The Holes We Cannot See
What lives beneath the surface
Behind the careful smiles we wear,
the morning greetings, polished bright,
a darkness feeds on unspent care,
a hunger hidden out of sight.
We pass each other, whole and well,
our armor fastened, faces calm,
but who can see, and who can tell,
the void that whispers like a psalm?
It grows on silence, swells on shame,
on moments when we turn away,
on every time we speak a name,
but never ask how weighs the day.
The hole, it knows our secret dread,
that we are less than we appear,
that every word we leave unsaid,
becomes the thing we most should fear.
But kindness is a strange, small light,
that finds the cracks we try to mend,
a gentle word, a gesture slight,
these things can make the gnawing end.
Not heal, perhaps.
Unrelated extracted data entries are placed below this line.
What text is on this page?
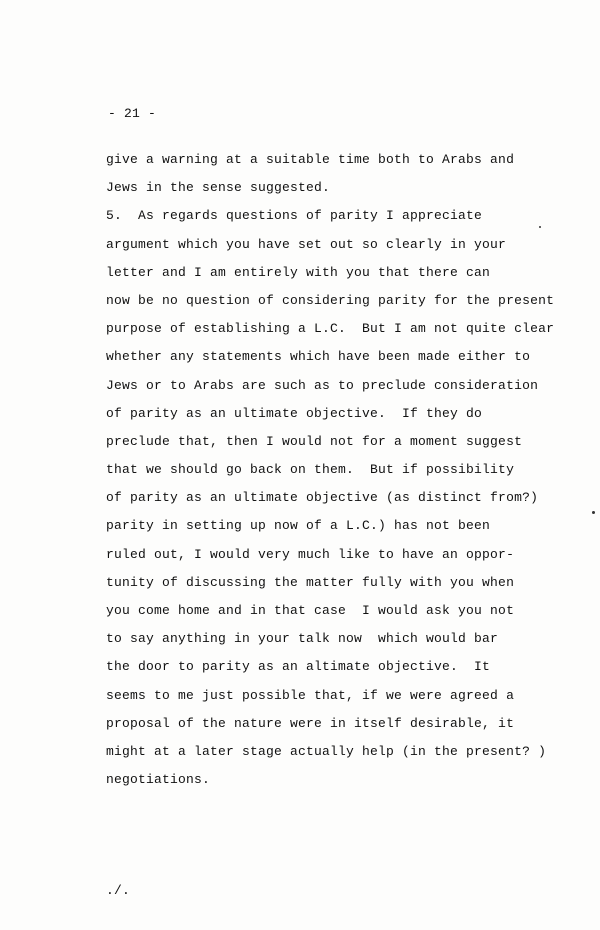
- 21 -
give a warning at a suitable time both to Arabs and
Jews in the sense suggested.
5.  As regards questions of parity I appreciate
argument which you have set out so clearly in your
letter and I am entirely with you that there can
now be no question of considering parity for the present
purpose of establishing a L.C.  But I am not quite clear
whether any statements which have been made either to
Jews or to Arabs are such as to preclude consideration
of parity as an ultimate objective.  If they do
preclude that, then I would not for a moment suggest
that we should go back on them.  But if possibility
of parity as an ultimate objective (as distinct from?)
parity in setting up now of a L.C.) has not been
ruled out, I would very much like to have an oppor-
tunity of discussing the matter fully with you when
you come home and in that case  I would ask you not
to say anything in your talk now  which would bar
the door to parity as an altimate objective.  It
seems to me just possible that, if we were agreed a
proposal of the nature were in itself desirable, it
might at a later stage actually help (in the present? )
negotiations.
./.
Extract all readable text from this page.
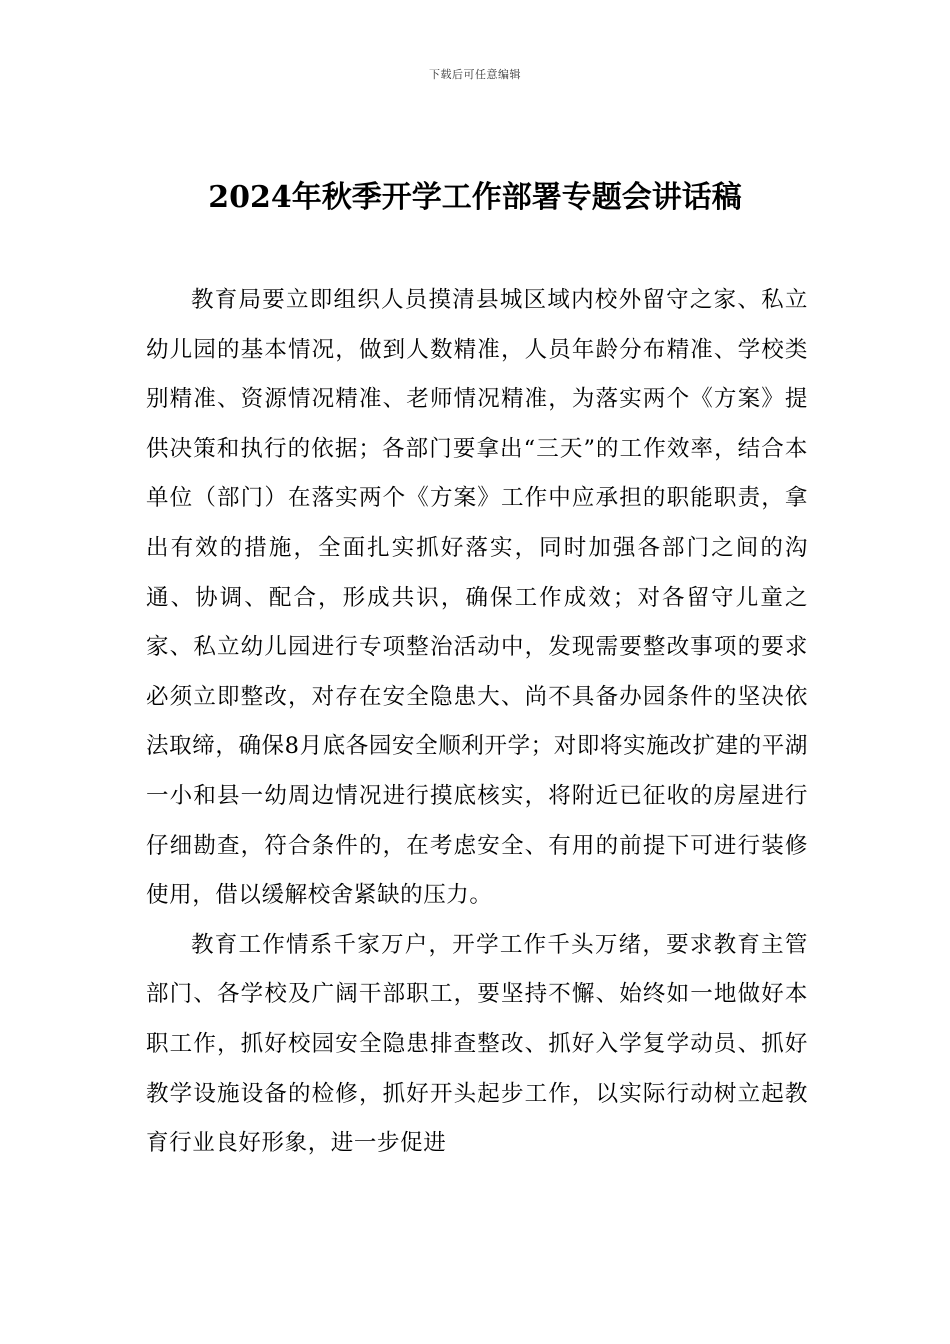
下载后可任意编辑
2024年秋季开学工作部署专题会讲话稿

教育局要立即组织人员摸清县城区域内校外留守之家、私立幼儿园的基本情况，做到人数精准，人员年龄分布精准、学校类别精准、资源情况精准、老师情况精准，为落实两个《方案》提供决策和执行的依据；各部门要拿出“三天”的工作效率，结合本单位（部门）在落实两个《方案》工作中应承担的职能职责，拿出有效的措施，全面扎实抓好落实，同时加强各部门之间的沟通、协调、配合，形成共识，确保工作成效；对各留守儿童之家、私立幼儿园进行专项整治活动中，发现需要整改事项的要求必须立即整改，对存在安全隐患大、尚不具备办园条件的坚决依法取缔，确保8月底各园安全顺利开学；对即将实施改扩建的平湖一小和县一幼周边情况进行摸底核实，将附近已征收的房屋进行仔细勘查，符合条件的，在考虑安全、有用的前提下可进行装修使用，借以缓解校舍紧缺的压力。

教育工作情系千家万户，开学工作千头万绪，要求教育主管部门、各学校及广阔干部职工，要坚持不懈、始终如一地做好本职工作，抓好校园安全隐患排查整改、抓好入学复学动员、抓好教学设施设备的检修，抓好开头起步工作，以实际行动树立起教育行业良好形象，进一步促进
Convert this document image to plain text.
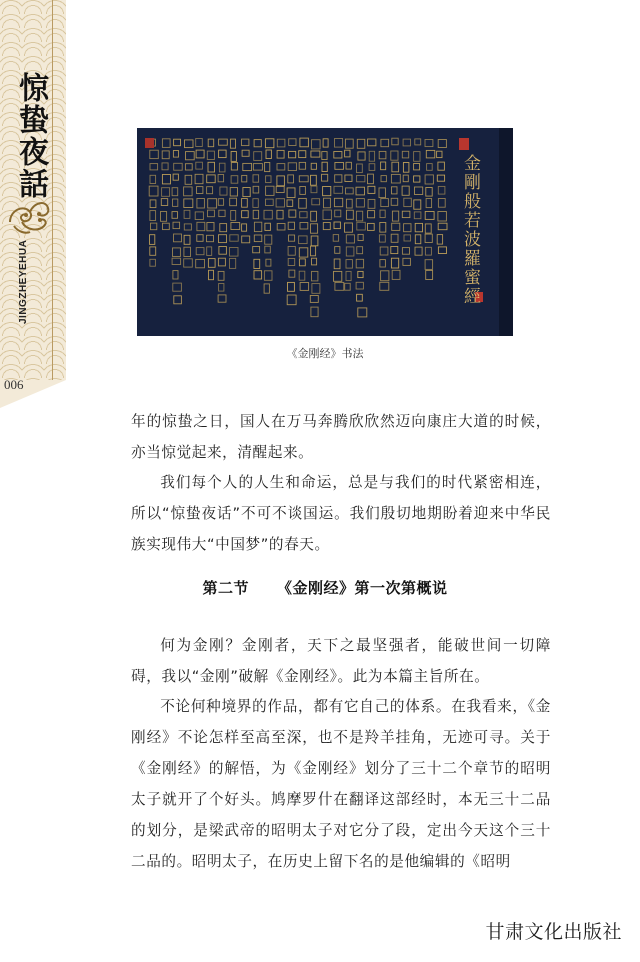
惊蛰夜話
JINGZHEYEHUA
006
金剛般若波羅蜜經
《金刚经》书法

年的惊蛰之日，国人在万马奔腾欣欣然迈向康庄大道的时候，亦当惊觉起来，清醒起来。

我们每个人的人生和命运，总是与我们的时代紧密相连，所以“惊蛰夜话”不可不谈国运。我们殷切地期盼着迎来中华民族实现伟大“中国梦”的春天。

第二节 《金刚经》第一次第概说

何为金刚？金刚者，天下之最坚强者，能破世间一切障碍，我以“金刚”破解《金刚经》。此为本篇主旨所在。

不论何种境界的作品，都有它自己的体系。在我看来，《金刚经》不论怎样至高至深，也不是羚羊挂角，无迹可寻。关于《金刚经》的解悟，为《金刚经》划分了三十二个章节的昭明太子就开了个好头。鸠摩罗什在翻译这部经时，本无三十二品的划分，是梁武帝的昭明太子对它分了段，定出今天这个三十二品的。昭明太子，在历史上留下名的是他编辑的《昭明

甘肃文化出版社
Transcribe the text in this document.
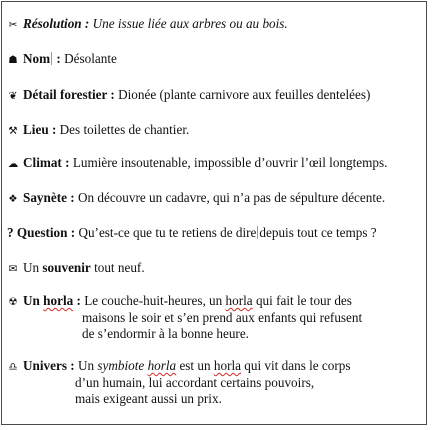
✂ Résolution : Une issue liée aux arbres ou au bois.
☗ Nom : Désolante
❦ Détail forestier : Dionée (plante carnivore aux feuilles dentelées)
⚒ Lieu : Des toilettes de chantier.
☁ Climat : Lumière insoutenable, impossible d’ouvrir l’œil longtemps.
❖ Saynète : On découvre un cadavre, qui n’a pas de sépulture décente.
? Question : Qu’est-ce que tu te retiens de dire depuis tout ce temps ?
✉ Un souvenir tout neuf.
☢ Un horla : Le couche-huit-heures, un horla qui fait le tour des
maisons le soir et s’en prend aux enfants qui refusent
de s’endormir à la bonne heure.
♎ Univers : Un symbiote horla est un horla qui vit dans le corps
d’un humain, lui accordant certains pouvoirs,
mais exigeant aussi un prix.
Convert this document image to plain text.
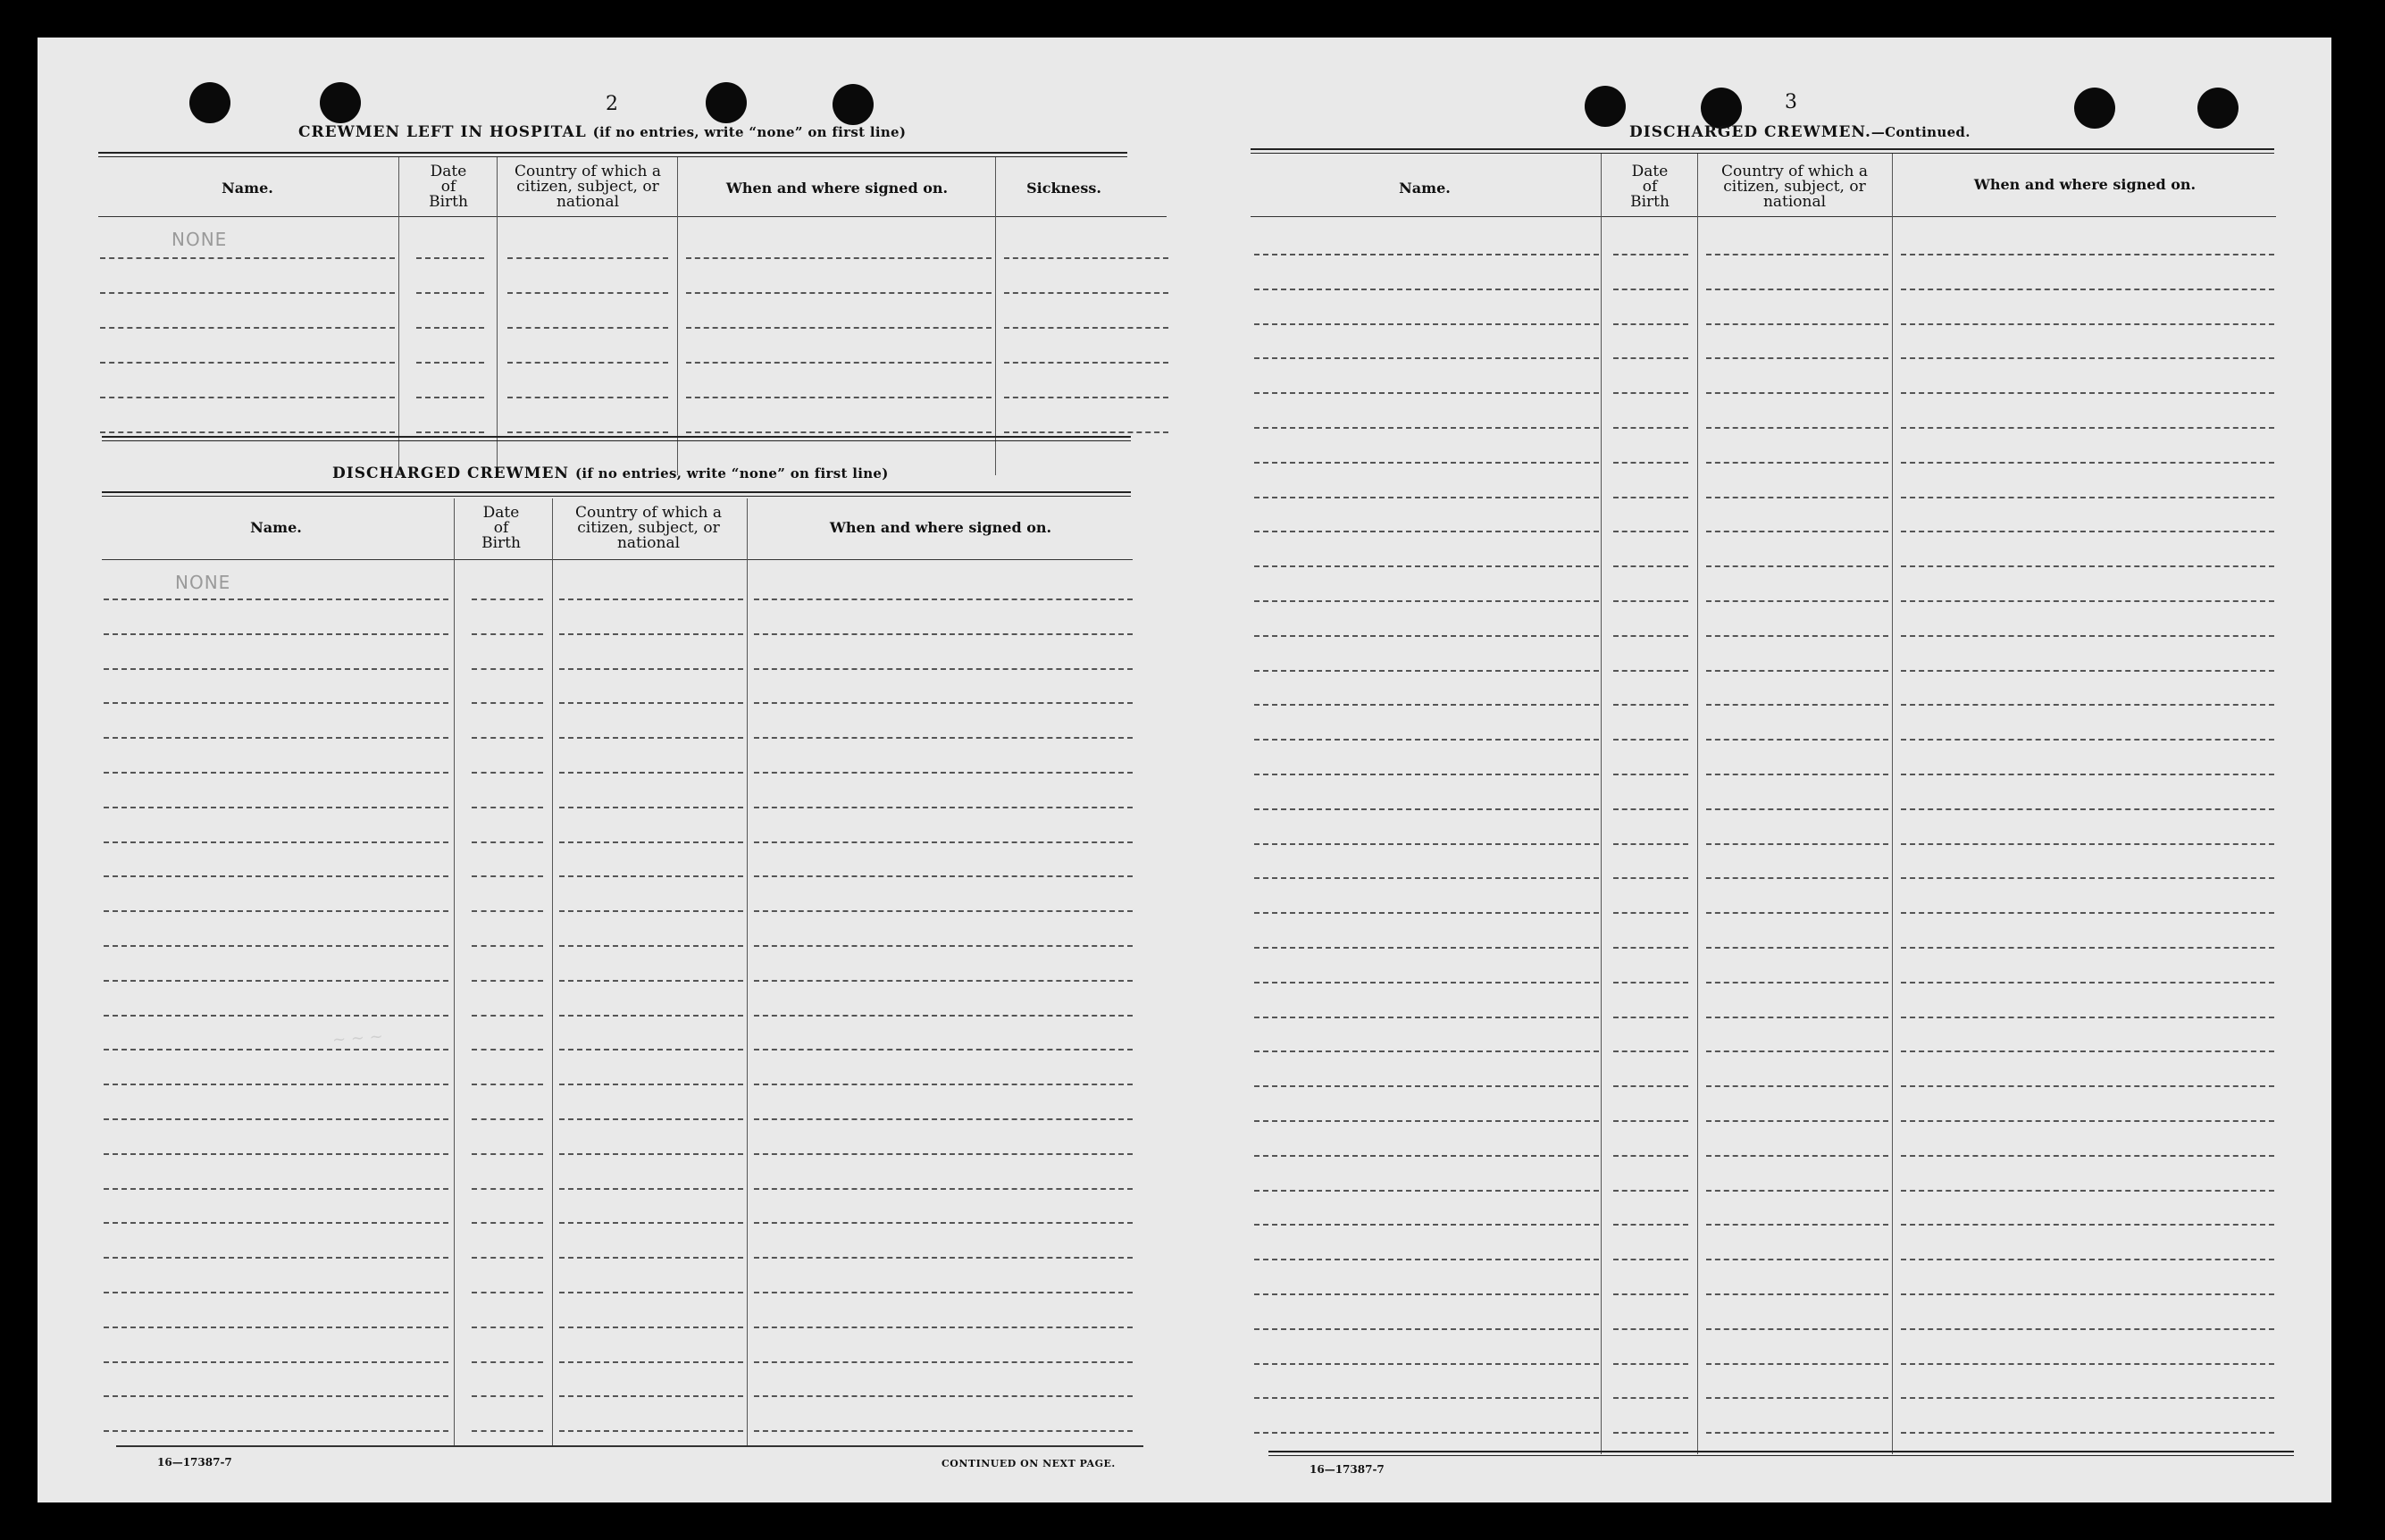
2
CREWMEN LEFT IN HOSPITAL (if no entries, write “none” on first line)
Name.
Date
of
Birth
Country of which a
citizen, subject, or
national
When and where signed on.	Sickness.
NONE
DISCHARGED CREWMEN (if no entries, write “none” on first line)
Name.
Date
of
Birth
Country of which a
citizen, subject, or
national
When and where signed on.
NONE
~ ~ ~
16—17387-7	CONTINUED ON NEXT PAGE.
3
DISCHARGED CREWMEN.—Continued.
Name.
Date
of
Birth
Country of which a
citizen, subject, or
national
When and where signed on.
16—17387-7
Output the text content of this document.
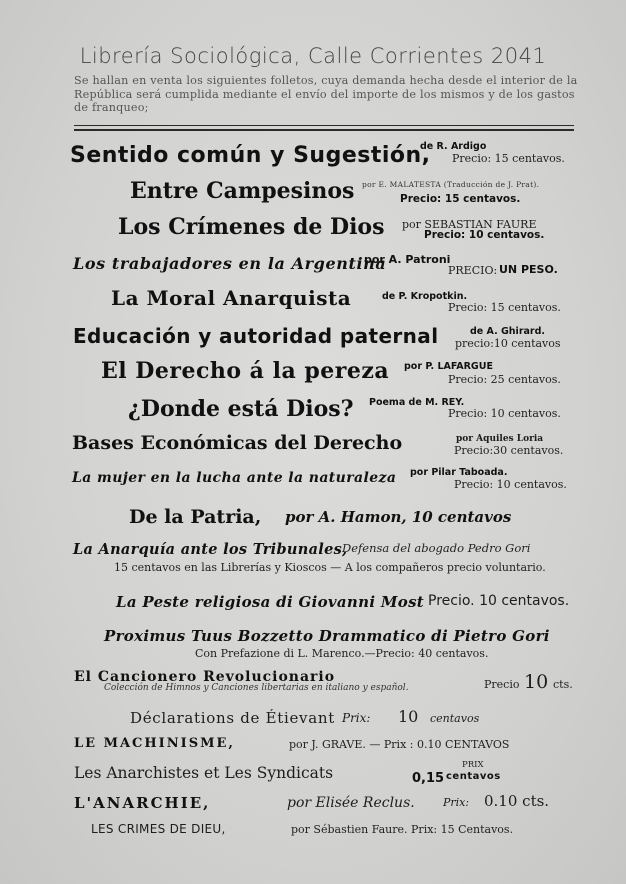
Librería Sociológica, Calle Corrientes 2041
Se hallan en venta los siguientes folletos, cuya demanda hecha desde el interior de la República será cumplida mediante el envío del importe de los mismos y de los gastos de franqueo;
Sentido común y Sugestión,
de R. Ardigo
Precio: 15 centavos.
Entre Campesinos por E. MALATESTA (Traducción de J. Prat).
Precio: 15 centavos.
Los Crímenes de Dios por SEBASTIAN FAURE
Precio: 10 centavos.
Los trabajadores en la Argentina
por A. Patroni
PRECIO: UN PESO.
La Moral Anarquista	de P. Kropotkin.
Precio: 15 centavos.
Educación y autoridad paternal	de A. Ghirard.
precio:10 centavos
El Derecho á la pereza por P. LAFARGUE
Precio: 25 centavos.
¿Donde está Dios? Poema de M. REY.
Precio: 10 centavos.
Bases Económicas del Derecho	por Aquiles Loria
Precio:30 centavos.
La mujer en la lucha ante la naturaleza por Pilar Taboada.
Precio: 10 centavos.
De la Patria, por A. Hamon, 10 centavos
La Anarquía ante los Tribunales,
Defensa del abogado Pedro Gori
15 centavos en las Librerías y Kioscos — A los compañeros precio voluntario.
La Peste religiosa di Giovanni Most Precio. 10 centavos.
Proximus Tuus Bozzetto Drammatico di Pietro Gori
Con Prefazione di L. Marenco.—Precio: 40 centavos.
El Cancionero Revolucionario
Colección de Himnos y Canciones libertarias en italiano y español.	Precio 10 cts.
Déclarations de Étievant Prix: 10 centavos
LE MACHINISME,	por J. GRAVE. — Prix : 0.10 CENTAVOS
Les Anarchistes et Les Syndicats	0,15
PRIX
centavos
L'ANARCHIE,	por Elisée Reclus.	Prix: 0.10 cts.
LES CRIMES DE DIEU,	por Sébastien Faure. Prix: 15 Centavos.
Not fill. Not cure,
but shrink the space where darkness feasts,
make what was vast feel less obscure,
and offer something like release.
So when you see the ones who stand,
composed while crumbling within,
remember: just to understand,
is where the mending can begin.
We all contain these secret wars,
these quiet caves of consuming dark,
be kind, for every soul you meet,
carries an invisible mark.



Such a beautiful poem. Kindness goes a long way.
I try to remind myself this every day when I think about judging someone... you don't know what is going on with them, what they are going through. It costs nothing to be kind.